‘May Day' celebrations honor Hawaiian culture - Hawaii News Now - KGMB and KHNL

‘May Day' celebrations honor Hawaiian culture

Harmony Kamaka Harmony Kamaka
Lei Queen Lauren Kanoelani Chang Lei Queen Lauren Kanoelani Chang
Melvin Kaheana Chang & Sandra Chang, Parents of the Lei Queen Melvin Kaheana Chang & Sandra Chang, Parents of the Lei Queen

By Leland Kim - bio | email

WAIKIKI (KHNL) -  May Day in Hawaii is, of course, Lei Day.  The tradition started back in 1928, and it was a way to encourage people to wear and celebrate lei.  The festivities at Queen Kapi'olani Park were an amazing mix of lei, hula, and great food.  More than eighty years after its start, May Day is going strong in Hawaii.

It's a day celebrating the ancient Hawaiian art of making and wearing lei.

"This is something real special in Hawaii," said Richard Williams, who flew in for the occasion.  "It starts the whole season off with May Day and it's just wonderful."

This Hawaiian custom became a holiday back in 1928.

"This is traditional from when we were little," said Harmony Kamaka, a 72-year-old kupuna who used to dance hula.  "May Day is Lei Day in Hawaii."

Kamaka's generation kept Hawaiian traditions from becoming extinct.

"When I was dancing, it was the renaissance of Hawaiiana coming back into Hawaii," she said.  "And now I see the younger generation speaking Hawaiian. They're getting very involved in the culture. It makes me very, very proud to be Hawaiian."

The tradition continues with Lei Queen Lauren Kanoelani Chang and her generation.

"So for them to fight through that and really cherish it and preserve it for us, we're so lucky it hasn't been lost," said Chang.

She says it was an honor to represent May Day.

"I wasn't nervous because everyone out there was a friendly face," said Chang. "So it was a wonderful experience for me to share with everyone what I really love."

"She's been dreaming about being the May Day queen for a long time and so for us, I think it was really joyful for us to watch her up there," said Sandra Chang, her mother.  "We're very proud."

"As a father and parent, your chest just swells with pride," added Melvin Kaheana Chang, her father.  "All through her life, she's been our princess, but now she's our queen."

May Day also brings people back to the islands.  It's time for kama'aina to come back home and celebrate Hawaii's beautiful culture.  Folks like Richard and Leilani Williams, who moved away to California.

"It's so special to me to be here," said Leilani Williams, who now lives in San Juan Capistrano. "It's so special. It's hard for me to tell you. I get so homesick.  I'd move back in a flash if I could because I love the people here."

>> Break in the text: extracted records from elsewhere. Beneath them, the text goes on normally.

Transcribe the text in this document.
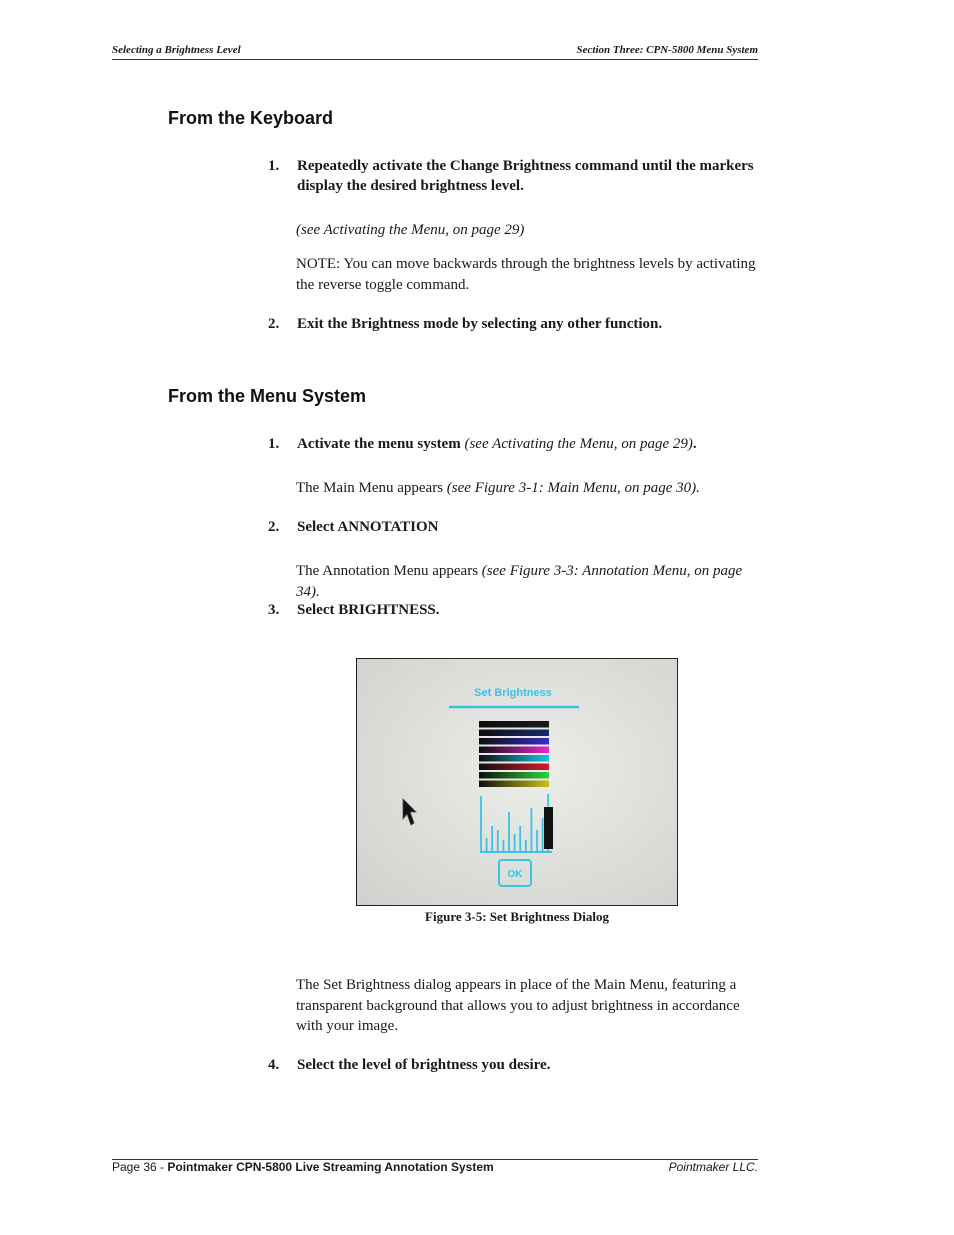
Selecting a Brightness Level	Section Three: CPN-5800 Menu System
From the Keyboard
1. Repeatedly activate the Change Brightness command until the markers display the desired brightness level.
(see Activating the Menu, on page 29)
NOTE: You can move backwards through the brightness levels by activating the reverse toggle command.
2. Exit the Brightness mode by selecting any other function.
From the Menu System
1. Activate the menu system (see Activating the Menu, on page 29).
The Main Menu appears (see Figure 3-1: Main Menu, on page 30).
2. Select ANNOTATION
The Annotation Menu appears (see Figure 3-3: Annotation Menu, on page 34).
3. Select BRIGHTNESS.
Set Brightness
OK
Figure 3-5: Set Brightness Dialog
The Set Brightness dialog appears in place of the Main Menu, featuring a transparent background that allows you to adjust brightness in accordance with your image.
4. Select the level of brightness you desire.
Page 36 - Pointmaker CPN-5800 Live Streaming Annotation System	Pointmaker LLC.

"Hawaii will always be here and as long as we can keep this tradition alive, then this special feeling will always be here," said Lauren Kanoelani Chang.  "And that's something that people who go away can always know that they can come back and experience this wonderful thing."

And May Day also had a lei contest.  The grand prize winner was Reginald Dela Cruz. Congratulations to him.  In all, 192 lei were submitted.

And it wouldn't be a celebration without great food, and there was plenty of that at the May Day celebrations.

Check this out. Ono sizzling steak right off the grill, plus chicken, and even shrimp. No wonder all these people are standing in this long line.

"It's enjoyable and it's kind of crazy," said Alan Nakata, a food vendor.  "We love helping the people and feeding them."

"It's all about the food," said Anneka Elliott, a May Day spectator, who is visiting from West Newark, New Jersey.  "I can't wait to eat it. Wanna see?"

"Everyone was standing in line, so I said to myself, the food must be good, so I ran over and I'm about to be on TV enjoying this great delicious food that I just purchased," said Bill White, who is also visiting from New Jersey. "Everyone come down and get this delicious food."

"How hungry are you?" asked KHNL.

"Extremely hungry," he said.  "I just walked up to the top of Diamond Head just a few minutes ago."

Several dozen food vendors set up shop to make sure folks' throats were quenched and their tummies satisfied.